最简单的方法是，在Linux、macOS和Windows中，您可以像这样从命令行使用ImageMagick来调整一组图像的大小：

magick mogrify -resize 128x128\! *.jpg

如果您有数百个图像，那么最好并行运行，即：

parallel magick mogrify -resize 128x128\! ::: *.jpg

如果您有数百万个图像，

*.jpg

的扩展将溢出shell的命令缓冲区，因此您可以使用以下方法将图像名称输入到

stdin

中，而不是将其作为参数传递：

find -iname \*.jpg -print0 | parallel -0 -X --eta magick mogrify -resize 128x128\!

这里有两个“窍门”：

我使用
```
查找-print0
```
与
```
parallel-0
```
一起以null终止文件名，这样就不会出现空格问题
我使用了
```
parallel-X
```
，这意味着，GNU parallel计算出可以接受多少文件名
```
mogrify
```
，而不是为每个图像开始一个全新的
```
mogrify
```
过程，并分批给出那么多文件名

我向你们推荐这两种工具

虽然上述答案的ImageMagick方面在Windows上起作用，但我不使用Windows，我不确定是否在那里使用GNU Parallel。我想它可能在

gitbash

和/或

Cygwin

下运行-你可以试着问一个单独的问题-它们是免费的

关于ImageMagick部分，我认为您可以使用以下命令获得文件中所有JPEG文件名的列表：

DIR /S /B *.JPG > filenames.txt

然后，您可能可以这样处理它们（不是并行处理）：

magick mogrify -resize 128x128\! @filenames.txt

parallel --eta -a filenames.txt magick mogrify -resize 128x128\!

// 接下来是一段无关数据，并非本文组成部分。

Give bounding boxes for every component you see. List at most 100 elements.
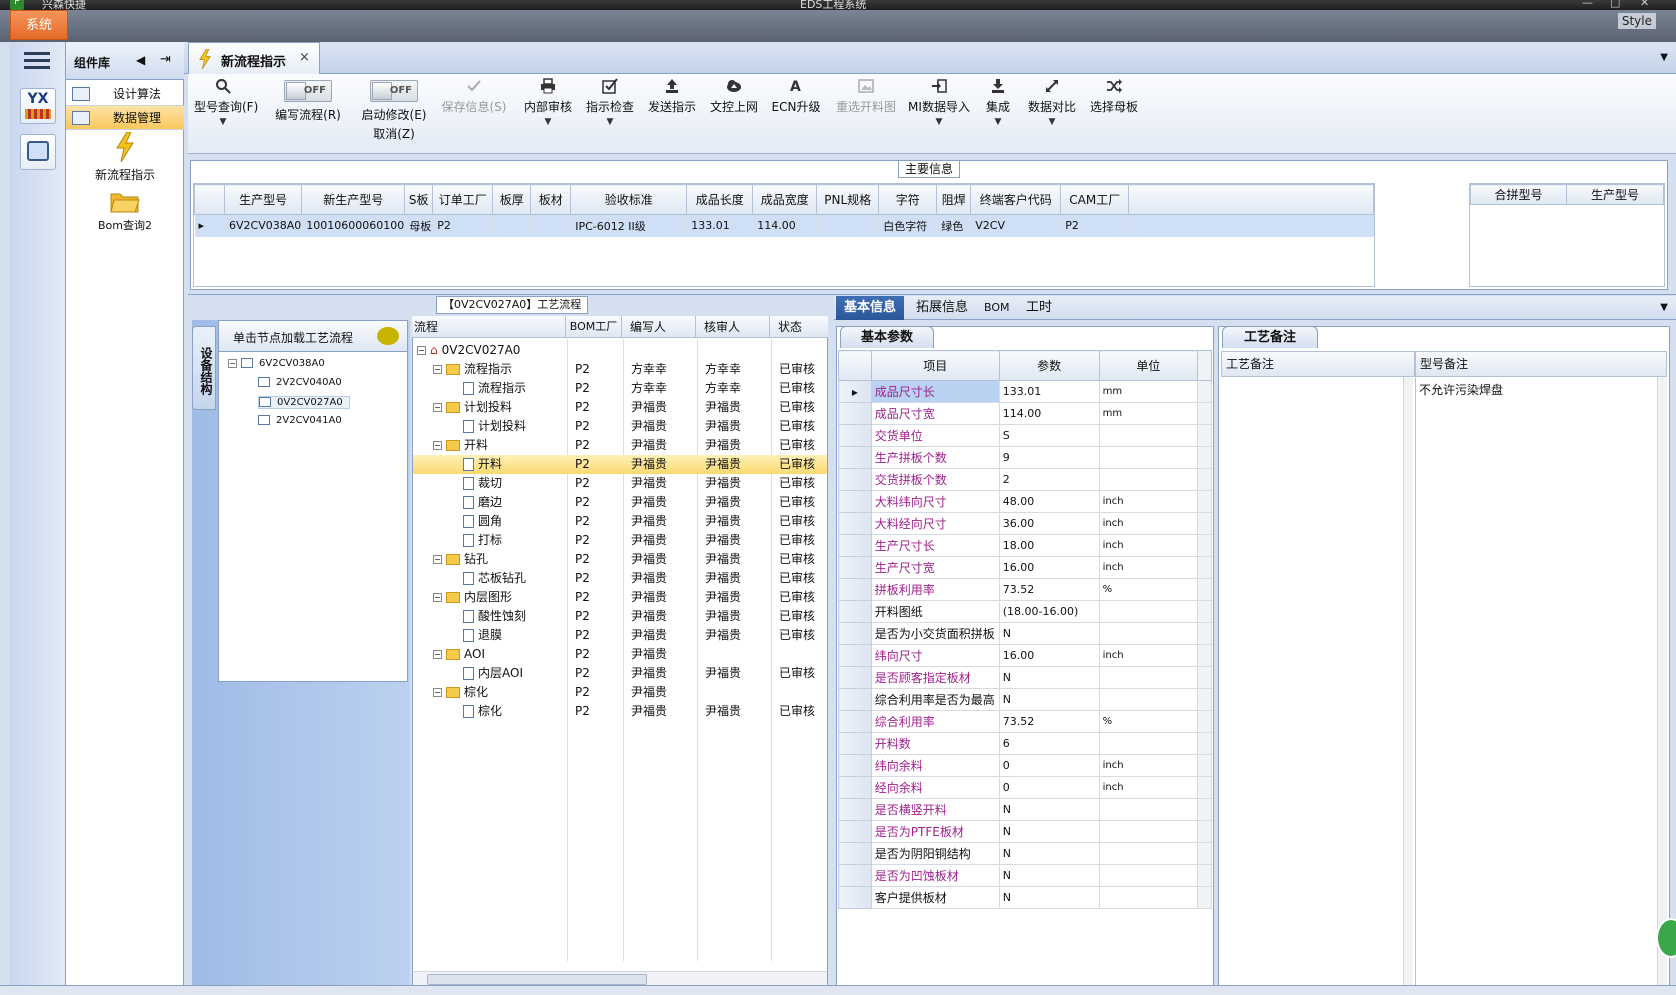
- table-cell[interactable]: [492, 214, 532, 237]
- param-value-cell[interactable]: 16.00: [998, 556, 1100, 579]
- flow-tree-row[interactable]: 开料 P2 尹福贵 尹福贵 已审核: [413, 455, 827, 474]
- nav-item-design-algorithm[interactable]: 设计算法: [66, 82, 184, 106]
- param-row[interactable]: 开料数 6: [838, 732, 1212, 755]
- param-value-cell[interactable]: 0: [998, 776, 1100, 799]
- flow-tree-row[interactable]: − 内层图形 P2 尹福贵 尹福贵 已审核: [413, 588, 827, 607]
- param-row[interactable]: 成品尺寸宽 114.00 mm: [838, 402, 1212, 425]
- flow-tree-row[interactable]: 内层AOI P2 尹福贵 尹福贵 已审核: [413, 664, 827, 683]
- yx-module-icon[interactable]: YX: [20, 88, 56, 124]
- column-header[interactable]: 成品宽度: [752, 184, 818, 215]
- param-row[interactable]: 生产尺寸宽 16.00 inch: [838, 556, 1212, 579]
- table-cell[interactable]: 母板: [404, 214, 434, 237]
- param-value-cell[interactable]: 6: [998, 732, 1100, 755]
- save-info-button[interactable]: 保存信息(S): [440, 78, 508, 115]
- dropdown-arrow-icon[interactable]: ▼: [978, 117, 1018, 127]
- param-row[interactable]: 是否为阴阳铜结构 N: [838, 842, 1212, 865]
- param-row[interactable]: 纬向尺寸 16.00 inch: [838, 644, 1212, 667]
- column-header[interactable]: BOM工厂: [566, 316, 622, 338]
- param-value-cell[interactable]: N: [998, 842, 1100, 865]
- collapse-toggle-icon[interactable]: −: [417, 346, 426, 355]
- scrollbar-thumb[interactable]: [427, 974, 647, 985]
- dropdown-arrow-icon[interactable]: ▼: [1022, 117, 1082, 127]
- flow-tree-row[interactable]: 芯板钻孔 P2 尹福贵 尹福贵 已审核: [413, 569, 827, 588]
- param-value-cell[interactable]: N: [998, 666, 1100, 689]
- param-row[interactable]: 拼板利用率 73.52%: [838, 578, 1212, 601]
- style-button[interactable]: Style: [1617, 13, 1656, 29]
- table-cell[interactable]: 133.01: [686, 214, 754, 237]
- param-value-cell[interactable]: 0: [998, 754, 1100, 777]
- param-value-cell[interactable]: N: [998, 688, 1100, 711]
- column-header[interactable]: 单位: [1098, 350, 1199, 381]
- flow-tree-row[interactable]: 打标 P2 尹福贵 尹福贵 已审核: [413, 531, 827, 550]
- table-cell[interactable]: 白色字符: [878, 214, 938, 237]
- dropdown-arrow-icon[interactable]: ▼: [906, 117, 972, 127]
- column-header[interactable]: 板材: [530, 184, 572, 215]
- model-query-button[interactable]: 型号查询(F) ▼: [194, 78, 258, 127]
- integrate-button[interactable]: 集成 ▼: [978, 78, 1018, 127]
- column-header[interactable]: 字符: [878, 184, 938, 215]
- toggle-switch[interactable]: OFF: [284, 80, 332, 102]
- tree-node-root[interactable]: −6V2CV038A0: [228, 358, 325, 369]
- collapse-toggle-icon[interactable]: −: [433, 650, 442, 659]
- tile-bom-query[interactable]: Bom查询2: [66, 190, 184, 234]
- flow-tree-row[interactable]: 圆角 P2 尹福贵 尹福贵 已审核: [413, 512, 827, 531]
- flow-tree-row[interactable]: 棕化 P2 尹福贵 尹福贵 已审核: [413, 702, 827, 721]
- mi-data-import-button[interactable]: MI数据导入 ▼: [906, 78, 972, 127]
- table-cell[interactable]: P2: [432, 214, 494, 237]
- collapse-toggle-icon[interactable]: −: [433, 441, 442, 450]
- param-row[interactable]: 大料纬向尺寸 48.00 inch: [838, 490, 1212, 513]
- flow-tree-row[interactable]: − 钻孔 P2 尹福贵 尹福贵 已审核: [413, 550, 827, 569]
- table-row[interactable]: ▸ 6V2CV038A0 10010600060100 母板 P2 IPC-60…: [194, 214, 1374, 237]
- flow-tree-row[interactable]: 计划投料 P2 尹福贵 尹福贵 已审核: [413, 417, 827, 436]
- param-value-cell[interactable]: N: [998, 622, 1100, 645]
- param-value-cell[interactable]: 16.00: [998, 644, 1100, 667]
- cancel-label[interactable]: 取消(Z): [358, 125, 430, 142]
- internal-review-button[interactable]: 内部审核 ▼: [520, 78, 576, 127]
- column-header[interactable]: S板: [404, 184, 434, 215]
- param-row[interactable]: 生产尺寸长 18.00 inch: [838, 534, 1212, 557]
- param-value-cell[interactable]: (18.00-16.00): [998, 600, 1100, 623]
- column-header[interactable]: 生产型号: [223, 184, 303, 215]
- column-header[interactable]: 核审人: [696, 316, 770, 338]
- minimize-button[interactable]: —: [1582, 0, 1593, 9]
- param-value-cell[interactable]: 48.00: [998, 490, 1100, 513]
- column-header[interactable]: 状态: [770, 316, 826, 338]
- column-header[interactable]: 生产型号: [1566, 184, 1664, 205]
- flow-tree-row[interactable]: 裁切 P2 尹福贵 尹福贵 已审核: [413, 474, 827, 493]
- table-cell[interactable]: 114.00: [752, 214, 818, 237]
- dropdown-arrow-icon[interactable]: ▼: [582, 117, 638, 127]
- hamburger-menu-icon[interactable]: [24, 50, 50, 70]
- vertical-scrollbar[interactable]: [1657, 377, 1667, 985]
- param-row[interactable]: 交货单位 S: [838, 424, 1212, 447]
- param-row[interactable]: ▸ 成品尺寸长 133.01 mm: [838, 380, 1212, 403]
- column-header[interactable]: 新生产型号: [301, 184, 406, 215]
- nav-item-data-management[interactable]: 数据管理: [66, 106, 184, 130]
- param-row[interactable]: 经向余料 0 inch: [838, 776, 1212, 799]
- param-value-cell[interactable]: N: [998, 886, 1100, 909]
- collapse-toggle-icon[interactable]: −: [433, 593, 442, 602]
- param-value-cell[interactable]: 114.00: [998, 402, 1100, 425]
- param-value-cell[interactable]: 73.52: [998, 710, 1100, 733]
- close-window-button[interactable]: ✕: [1640, 0, 1649, 9]
- table-cell[interactable]: V2CV: [970, 214, 1062, 237]
- column-header[interactable]: 项目: [870, 350, 1000, 381]
- tab-list-dropdown-icon[interactable]: ▼: [1660, 302, 1668, 313]
- column-header[interactable]: 合拼型号: [1470, 184, 1567, 205]
- param-value-cell[interactable]: 2: [998, 468, 1100, 491]
- column-header[interactable]: 型号备注: [1415, 351, 1667, 377]
- param-row[interactable]: 是否为凹蚀板材 N: [838, 864, 1212, 887]
- flow-tree-row[interactable]: − 计划投料 P2 尹福贵 尹福贵 已审核: [413, 398, 827, 417]
- column-header[interactable]: 板厚: [492, 184, 532, 215]
- param-row[interactable]: 是否顾客指定板材 N: [838, 666, 1212, 689]
- flow-tree-row[interactable]: 流程指示 P2 方幸幸 方幸幸 已审核: [413, 379, 827, 398]
- table-cell[interactable]: P2: [1060, 214, 1130, 237]
- collapse-toggle-icon[interactable]: −: [433, 688, 442, 697]
- tab-process-notes[interactable]: 工艺备注: [1222, 326, 1318, 348]
- collapse-toggle-icon[interactable]: −: [433, 403, 442, 412]
- column-header[interactable]: 工艺备注: [1221, 351, 1415, 377]
- collapse-toggle-icon[interactable]: −: [433, 365, 442, 374]
- process-note-field[interactable]: [1221, 377, 1403, 985]
- close-tab-icon[interactable]: ×: [299, 50, 310, 65]
- param-row[interactable]: 是否为PTFE板材 N: [838, 820, 1212, 843]
- flow-tree-row[interactable]: 酸性蚀刻 P2 尹福贵 尹福贵 已审核: [413, 607, 827, 626]
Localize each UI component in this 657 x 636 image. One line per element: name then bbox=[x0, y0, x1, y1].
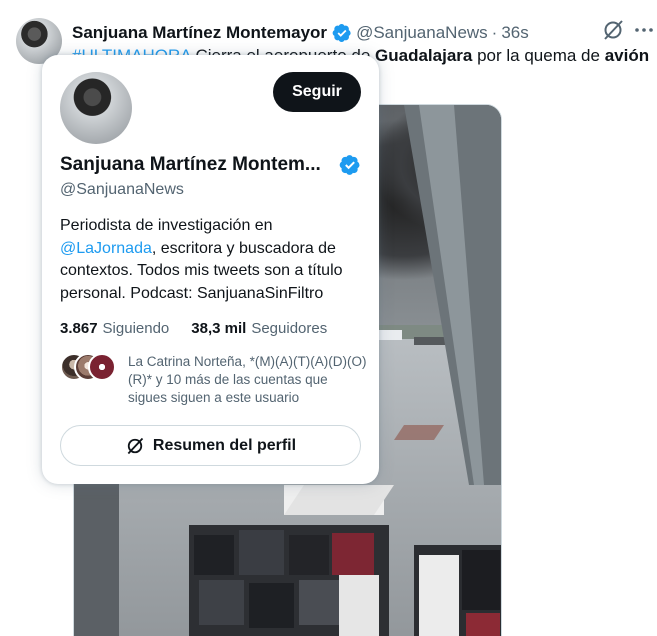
followers-label: Seguidores bbox=[251, 320, 328, 337]
card-avatar[interactable] bbox=[60, 72, 132, 144]
profile-summary-button[interactable]: Resumen del perfil bbox=[60, 425, 361, 466]
card-bio: Periodista de investigación en @LaJornad… bbox=[60, 215, 365, 305]
summary-label: Resumen del perfil bbox=[152, 436, 297, 454]
followed-by-text[interactable]: La Catrina Norteña, *(M)(A)(T)(A)(D)(O)(… bbox=[128, 353, 368, 407]
separator: · bbox=[491, 23, 498, 42]
following-label: Siguiendo bbox=[102, 320, 170, 337]
bio-mention-link[interactable]: @LaJornada bbox=[60, 240, 152, 257]
followers-count: 38,3 mil bbox=[191, 320, 247, 337]
verified-badge-icon[interactable] bbox=[339, 154, 361, 176]
follow-button[interactable]: Seguir bbox=[273, 72, 361, 112]
card-handle[interactable]: @SanjuanaNews bbox=[60, 181, 184, 199]
summary-icon bbox=[127, 437, 144, 454]
followed-by-avatars[interactable] bbox=[60, 353, 116, 381]
followers-stat[interactable]: 38,3 mil Seguidores bbox=[191, 320, 327, 337]
tweet-text-bold-plane: avión bbox=[604, 46, 650, 65]
tweet-author-name[interactable]: Sanjuana Martínez Montemayor bbox=[72, 23, 327, 43]
following-stat[interactable]: 3.867 Siguiendo bbox=[60, 320, 169, 337]
verified-badge-icon bbox=[332, 24, 351, 42]
more-icon[interactable] bbox=[632, 18, 656, 42]
tweet-timestamp[interactable]: 36s bbox=[501, 23, 528, 43]
grok-icon[interactable] bbox=[601, 18, 625, 42]
card-display-name[interactable]: Sanjuana Martínez Montem... bbox=[60, 154, 330, 176]
tweet-header: Sanjuana Martínez Montemayor @SanjuanaNe… bbox=[72, 21, 587, 45]
card-stats: 3.867 Siguiendo 38,3 mil Seguidores bbox=[60, 320, 349, 337]
tweet-author-handle[interactable]: @SanjuanaNews bbox=[356, 23, 488, 43]
follower-avatar bbox=[88, 353, 116, 381]
tweet-text-bold-city: Guadalajara bbox=[375, 46, 473, 65]
tweet-text-middle: por la quema de bbox=[477, 46, 600, 65]
following-count: 3.867 bbox=[60, 320, 98, 337]
profile-hover-card: Seguir Sanjuana Martínez Montem... @Sanj… bbox=[42, 55, 379, 484]
bio-text-1: Periodista de investigación en bbox=[60, 217, 273, 234]
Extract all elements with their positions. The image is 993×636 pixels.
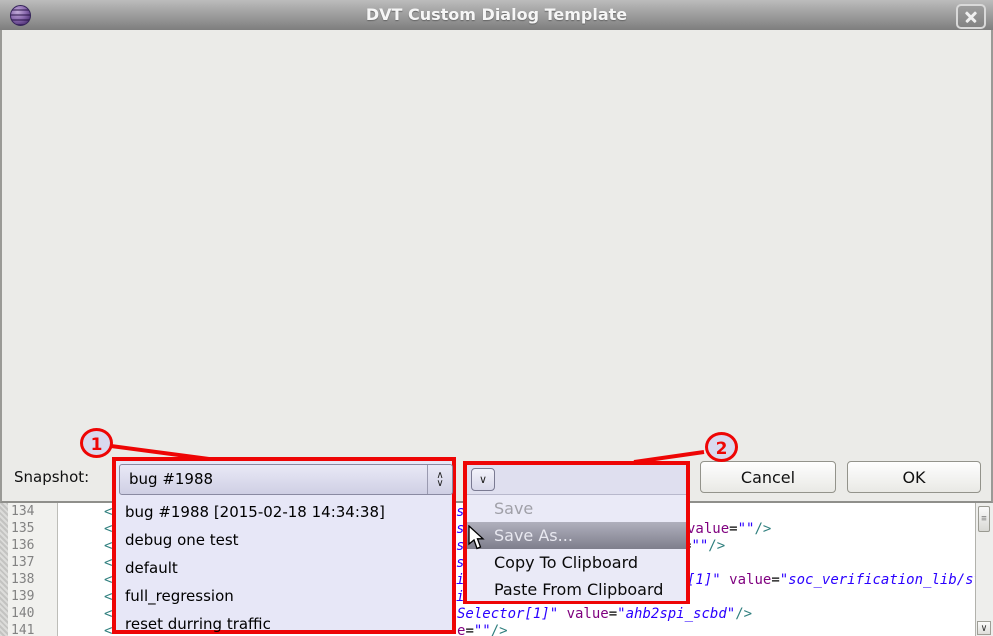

如果您了解如何在Windows上运行GNU Parallel，您可能可以使用如下方式并行处理它们：

magick mogrify -resize 128x128\! @filenames.txt

parallel --eta -a filenames.txt magick mogrify -resize 128x128\!

只是为了确定，您是否打算覆盖原件？@Aaron，是的，我正在尝试重写文件。我会尝试让您知道结果代码运行时没有任何错误，它显示了tqdm进度条，但它在1秒内达到100%，我怀疑文件没有resized@SreeramTP这似乎是一个已知的问题：鉴于此，我将为线程而不是进程重新编写代码（无论如何都比较容易，只是因为GIL，它通常不允许有太多的性能增益）results@SreeramTP我可能还建议用类似于

skimage

或

PIL

的东西来替换

opencv

。它们都有各自的优点，你可能会发现其中一种可能在这里比另一种更好。我补充了我对Windows所知甚少的内容。GNU Parallel每年至少在git bash和CygWin上测试一次。基本功能正常工作。如果高级功能不可用，请提交错误报告。